Partial constrained method
On-going project.
March 7, 2025
Without rigorous definition, I want to give you a general description and intuition on what are we doing.
Introduction
First, let’s consider a decentralized setting:
In total, we have \(N\) nodes; each node has \(p\) dimensions and distinct objective function \(f_i\). Each node can only use the information of its own and the nodes connected to it. For example, thinking of these nodes as computers, then the connected nodes represent the computers that are close to each other in real-world distance.

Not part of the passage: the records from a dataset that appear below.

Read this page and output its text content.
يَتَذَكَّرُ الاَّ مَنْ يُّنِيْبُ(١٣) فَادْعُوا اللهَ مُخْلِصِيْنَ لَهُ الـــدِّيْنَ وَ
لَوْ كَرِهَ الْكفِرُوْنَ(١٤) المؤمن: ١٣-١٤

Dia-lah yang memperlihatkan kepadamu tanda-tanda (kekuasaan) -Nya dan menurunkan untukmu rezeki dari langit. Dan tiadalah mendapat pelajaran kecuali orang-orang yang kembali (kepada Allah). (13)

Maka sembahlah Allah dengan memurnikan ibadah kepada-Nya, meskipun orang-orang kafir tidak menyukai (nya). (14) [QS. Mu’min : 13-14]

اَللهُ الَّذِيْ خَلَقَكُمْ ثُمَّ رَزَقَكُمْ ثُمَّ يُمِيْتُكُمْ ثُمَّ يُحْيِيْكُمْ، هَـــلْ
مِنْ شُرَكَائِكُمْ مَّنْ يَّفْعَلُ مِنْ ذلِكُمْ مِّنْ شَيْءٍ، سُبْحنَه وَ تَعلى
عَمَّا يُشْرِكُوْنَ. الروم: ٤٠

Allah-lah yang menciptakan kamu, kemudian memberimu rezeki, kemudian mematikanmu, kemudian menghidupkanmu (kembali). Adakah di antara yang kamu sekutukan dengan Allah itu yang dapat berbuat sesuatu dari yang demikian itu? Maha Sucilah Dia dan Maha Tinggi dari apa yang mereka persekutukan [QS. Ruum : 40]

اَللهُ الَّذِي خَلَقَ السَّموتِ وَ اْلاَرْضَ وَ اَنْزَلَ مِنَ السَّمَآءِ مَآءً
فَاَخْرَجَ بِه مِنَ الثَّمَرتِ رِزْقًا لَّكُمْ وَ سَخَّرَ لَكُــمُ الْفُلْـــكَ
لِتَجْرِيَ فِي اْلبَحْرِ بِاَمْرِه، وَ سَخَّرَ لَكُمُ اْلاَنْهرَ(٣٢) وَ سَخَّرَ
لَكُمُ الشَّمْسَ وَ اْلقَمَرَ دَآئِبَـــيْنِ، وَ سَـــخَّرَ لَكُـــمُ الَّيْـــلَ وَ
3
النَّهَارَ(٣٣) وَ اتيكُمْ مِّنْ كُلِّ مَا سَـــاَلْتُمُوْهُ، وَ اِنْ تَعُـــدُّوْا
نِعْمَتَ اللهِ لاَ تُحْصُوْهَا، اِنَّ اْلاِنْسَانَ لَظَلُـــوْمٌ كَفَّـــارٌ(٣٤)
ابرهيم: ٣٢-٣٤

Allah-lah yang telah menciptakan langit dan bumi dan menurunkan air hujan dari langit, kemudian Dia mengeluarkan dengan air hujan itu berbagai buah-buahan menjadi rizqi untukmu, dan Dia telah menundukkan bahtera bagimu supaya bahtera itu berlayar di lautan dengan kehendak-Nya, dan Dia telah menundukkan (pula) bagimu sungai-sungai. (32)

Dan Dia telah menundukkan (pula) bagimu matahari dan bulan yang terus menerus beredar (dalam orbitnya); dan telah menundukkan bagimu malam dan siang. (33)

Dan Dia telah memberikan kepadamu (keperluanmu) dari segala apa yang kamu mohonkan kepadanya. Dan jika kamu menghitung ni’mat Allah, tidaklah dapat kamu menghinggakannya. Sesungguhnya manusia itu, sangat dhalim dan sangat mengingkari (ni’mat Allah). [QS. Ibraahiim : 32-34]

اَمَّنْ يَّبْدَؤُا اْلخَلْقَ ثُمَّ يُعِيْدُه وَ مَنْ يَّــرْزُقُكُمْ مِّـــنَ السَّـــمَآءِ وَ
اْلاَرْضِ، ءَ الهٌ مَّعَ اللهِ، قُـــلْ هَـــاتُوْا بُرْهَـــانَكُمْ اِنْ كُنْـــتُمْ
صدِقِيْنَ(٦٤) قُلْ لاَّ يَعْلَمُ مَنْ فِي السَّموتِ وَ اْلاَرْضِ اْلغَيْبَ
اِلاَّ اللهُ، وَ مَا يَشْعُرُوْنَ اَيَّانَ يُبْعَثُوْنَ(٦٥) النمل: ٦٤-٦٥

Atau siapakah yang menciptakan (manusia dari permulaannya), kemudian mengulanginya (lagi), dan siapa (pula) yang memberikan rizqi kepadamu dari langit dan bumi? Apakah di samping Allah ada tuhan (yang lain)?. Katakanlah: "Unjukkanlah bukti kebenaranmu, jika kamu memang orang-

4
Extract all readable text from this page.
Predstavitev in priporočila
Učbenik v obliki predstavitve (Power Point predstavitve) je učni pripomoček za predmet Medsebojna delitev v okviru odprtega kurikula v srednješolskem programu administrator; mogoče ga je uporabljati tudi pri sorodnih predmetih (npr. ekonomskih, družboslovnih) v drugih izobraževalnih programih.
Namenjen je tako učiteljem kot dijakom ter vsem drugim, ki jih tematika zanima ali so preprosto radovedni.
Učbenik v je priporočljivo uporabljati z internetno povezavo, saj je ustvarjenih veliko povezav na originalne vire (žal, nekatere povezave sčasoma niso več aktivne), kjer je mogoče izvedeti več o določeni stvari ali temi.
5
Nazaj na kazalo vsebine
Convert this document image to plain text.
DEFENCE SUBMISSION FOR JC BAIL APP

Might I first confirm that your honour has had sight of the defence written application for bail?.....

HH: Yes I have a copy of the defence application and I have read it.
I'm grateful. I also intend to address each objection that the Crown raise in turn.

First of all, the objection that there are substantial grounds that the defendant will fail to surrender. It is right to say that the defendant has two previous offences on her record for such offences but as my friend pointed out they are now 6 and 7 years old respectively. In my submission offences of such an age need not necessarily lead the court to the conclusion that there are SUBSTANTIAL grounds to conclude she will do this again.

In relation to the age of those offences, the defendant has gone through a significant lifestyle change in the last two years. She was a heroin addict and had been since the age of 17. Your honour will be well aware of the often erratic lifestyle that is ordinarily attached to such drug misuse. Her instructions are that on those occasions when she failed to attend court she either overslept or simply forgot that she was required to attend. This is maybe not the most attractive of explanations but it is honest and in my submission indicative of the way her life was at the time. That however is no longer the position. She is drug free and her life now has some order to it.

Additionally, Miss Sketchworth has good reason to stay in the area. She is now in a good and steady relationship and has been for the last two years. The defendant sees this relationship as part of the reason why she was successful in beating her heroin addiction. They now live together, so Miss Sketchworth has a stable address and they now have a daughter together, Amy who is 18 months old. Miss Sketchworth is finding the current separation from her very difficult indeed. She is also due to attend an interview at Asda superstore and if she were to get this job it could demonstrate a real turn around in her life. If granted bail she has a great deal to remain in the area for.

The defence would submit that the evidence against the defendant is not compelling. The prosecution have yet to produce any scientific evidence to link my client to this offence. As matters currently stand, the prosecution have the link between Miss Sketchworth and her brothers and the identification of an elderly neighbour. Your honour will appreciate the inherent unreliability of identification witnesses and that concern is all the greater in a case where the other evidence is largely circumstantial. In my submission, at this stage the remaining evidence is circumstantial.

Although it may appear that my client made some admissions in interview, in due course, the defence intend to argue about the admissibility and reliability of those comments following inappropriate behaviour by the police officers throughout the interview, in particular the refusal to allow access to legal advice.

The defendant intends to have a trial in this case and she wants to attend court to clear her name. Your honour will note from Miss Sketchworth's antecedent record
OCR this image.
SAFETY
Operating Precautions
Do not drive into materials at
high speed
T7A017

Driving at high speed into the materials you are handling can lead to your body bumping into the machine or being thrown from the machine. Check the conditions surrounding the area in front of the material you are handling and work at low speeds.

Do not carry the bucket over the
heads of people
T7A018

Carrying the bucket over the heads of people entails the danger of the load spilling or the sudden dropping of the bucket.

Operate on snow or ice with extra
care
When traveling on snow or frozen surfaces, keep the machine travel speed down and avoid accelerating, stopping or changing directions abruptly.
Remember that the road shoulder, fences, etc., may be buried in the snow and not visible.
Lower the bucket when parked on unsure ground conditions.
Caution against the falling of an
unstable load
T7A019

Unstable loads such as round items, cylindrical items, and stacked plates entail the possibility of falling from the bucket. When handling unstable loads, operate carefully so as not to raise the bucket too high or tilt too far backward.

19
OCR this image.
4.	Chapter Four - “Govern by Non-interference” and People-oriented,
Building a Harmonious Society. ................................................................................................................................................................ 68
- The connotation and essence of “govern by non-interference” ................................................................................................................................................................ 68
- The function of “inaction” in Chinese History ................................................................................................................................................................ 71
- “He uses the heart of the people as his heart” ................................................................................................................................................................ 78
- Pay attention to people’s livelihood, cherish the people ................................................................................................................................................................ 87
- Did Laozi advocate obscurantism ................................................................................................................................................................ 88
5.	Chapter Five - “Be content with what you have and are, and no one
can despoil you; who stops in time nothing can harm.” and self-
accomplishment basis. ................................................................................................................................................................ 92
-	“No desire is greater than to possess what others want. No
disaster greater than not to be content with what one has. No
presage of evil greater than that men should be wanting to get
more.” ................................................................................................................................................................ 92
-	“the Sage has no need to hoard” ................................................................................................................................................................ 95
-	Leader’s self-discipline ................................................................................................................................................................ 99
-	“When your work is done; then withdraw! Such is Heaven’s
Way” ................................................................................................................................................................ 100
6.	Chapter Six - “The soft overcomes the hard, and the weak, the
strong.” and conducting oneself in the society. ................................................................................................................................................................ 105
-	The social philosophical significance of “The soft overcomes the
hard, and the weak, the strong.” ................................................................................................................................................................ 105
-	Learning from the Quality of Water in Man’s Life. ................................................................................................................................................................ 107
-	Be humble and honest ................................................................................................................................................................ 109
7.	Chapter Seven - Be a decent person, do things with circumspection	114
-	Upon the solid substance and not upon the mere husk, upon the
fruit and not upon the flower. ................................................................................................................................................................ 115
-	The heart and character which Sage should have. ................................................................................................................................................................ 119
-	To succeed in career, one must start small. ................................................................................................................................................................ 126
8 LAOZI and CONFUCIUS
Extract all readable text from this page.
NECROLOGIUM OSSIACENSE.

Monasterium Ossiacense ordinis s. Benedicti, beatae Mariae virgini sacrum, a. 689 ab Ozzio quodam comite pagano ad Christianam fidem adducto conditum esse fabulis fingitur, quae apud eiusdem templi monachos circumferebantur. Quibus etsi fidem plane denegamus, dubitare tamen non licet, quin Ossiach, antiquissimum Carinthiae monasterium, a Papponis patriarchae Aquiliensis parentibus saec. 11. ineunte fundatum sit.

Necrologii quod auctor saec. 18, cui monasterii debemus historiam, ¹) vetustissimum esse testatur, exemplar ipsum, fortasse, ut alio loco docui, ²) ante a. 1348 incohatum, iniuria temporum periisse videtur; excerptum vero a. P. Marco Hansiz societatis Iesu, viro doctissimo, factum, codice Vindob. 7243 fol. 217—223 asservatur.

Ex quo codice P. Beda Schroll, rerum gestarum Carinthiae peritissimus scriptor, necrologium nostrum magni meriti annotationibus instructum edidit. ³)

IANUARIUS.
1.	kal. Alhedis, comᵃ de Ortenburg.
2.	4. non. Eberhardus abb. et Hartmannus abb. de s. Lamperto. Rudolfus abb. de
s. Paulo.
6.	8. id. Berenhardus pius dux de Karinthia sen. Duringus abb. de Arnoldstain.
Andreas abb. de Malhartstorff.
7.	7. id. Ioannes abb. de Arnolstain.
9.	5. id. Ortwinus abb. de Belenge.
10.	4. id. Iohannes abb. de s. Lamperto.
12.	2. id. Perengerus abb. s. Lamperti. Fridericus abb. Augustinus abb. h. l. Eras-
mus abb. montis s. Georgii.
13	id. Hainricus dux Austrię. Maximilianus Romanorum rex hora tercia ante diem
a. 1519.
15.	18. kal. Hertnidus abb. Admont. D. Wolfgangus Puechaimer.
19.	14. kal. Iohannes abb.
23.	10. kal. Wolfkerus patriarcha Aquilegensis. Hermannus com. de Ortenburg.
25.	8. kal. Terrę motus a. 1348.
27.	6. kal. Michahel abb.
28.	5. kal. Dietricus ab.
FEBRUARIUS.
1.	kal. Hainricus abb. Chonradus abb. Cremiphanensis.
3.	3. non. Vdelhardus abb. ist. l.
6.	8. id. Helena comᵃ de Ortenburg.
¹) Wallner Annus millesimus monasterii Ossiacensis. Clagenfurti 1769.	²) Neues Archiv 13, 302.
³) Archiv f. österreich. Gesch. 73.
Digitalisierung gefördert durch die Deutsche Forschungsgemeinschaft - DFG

Then, how to find a real-world problem using this setting?
Consider the situation that we are evaluating a loss function with many local data in different computers. The privacy or communication cost requires each computer to evaluate different loss functions, by only getting access to limited information from their “neighbors”. That’s where the setting comes into play.
The problem that we want to solve is: $$ \begin{align} \min_{x_i\in \mathbb{R}^p} \quad &\sum_{i = 1}^{N} f_i(x_i) \\ \textbf{s.t.} \quad& x_i = [\mathbf{Zx}]_i, \qquad i = 1, \ldots, N \tag{1}\label{1} \end{align} $$ where \(\mathbf{Zx} = \mathbf{Z}\cdot\begin{pmatrix}x_1 \\ \vdots \\x_N \end{pmatrix} \in \mathbb{R}^{np}\) is consensus average for each node (can be understood as the weighted average of connected nodes). And, \([\mathbf{Zx}]_i\) is the corresponding dimensions w.r.t. different nodes, \(x_i\).
However, this kind of constraints will make SQP (Sequential Quadratic Programming) method move inside the polyhedron formed by each nodes’ initial points. What’s more, in this formulation, we can only move in the consensus average sense, which only give us bad results and make SQP method useless here.
With the above thoughts, we change the formulation with a approximation of the constraints. What we are doing now is, relaxing the constraints into a stochastic version which can make SQP method work; and seek a good convergence performance with this Newton-like method.
In our project, we are developing a SQP-based algorithm with our last formulation. That is, partial constraint method.
Additional information:
Actually the original problem, for this decentralized setting, is: \begin{align} \min_{x\in \mathbb{R}^p} \quad &\sum_{i = 1}^{N} f_i(x) \tag{2}\label{object} \end{align}
Some important things should be noticed:
- Each node can only update its iterates with its own and connected nodes’ information.
- The problem (\ref{object}) is requiring all the nodes to have the same iterates, \(x\).
We cannot directly solve this problem without translating it into constrained problem, i.e.:
\begin{align} \min_{x_i\in \mathbb{R}^p} \quad &\sum_{i = 1}^{N} f_i(x_i) \\ \textbf{s.t.} \quad& x_i = x_j, \quad \forall i,j \in \mathcal{N}_i \end{align}
This reformulation is equivalent to1:
\begin{align}
\min_{x_i\in \mathbb{R}^p} \quad &f(\mathbf{x}) = \sum_{i = 1}^{n} f_i(x_i)\\
\textbf{s.t.} \quad& \mathbf{x} = \mathbf{Zx}
\end{align}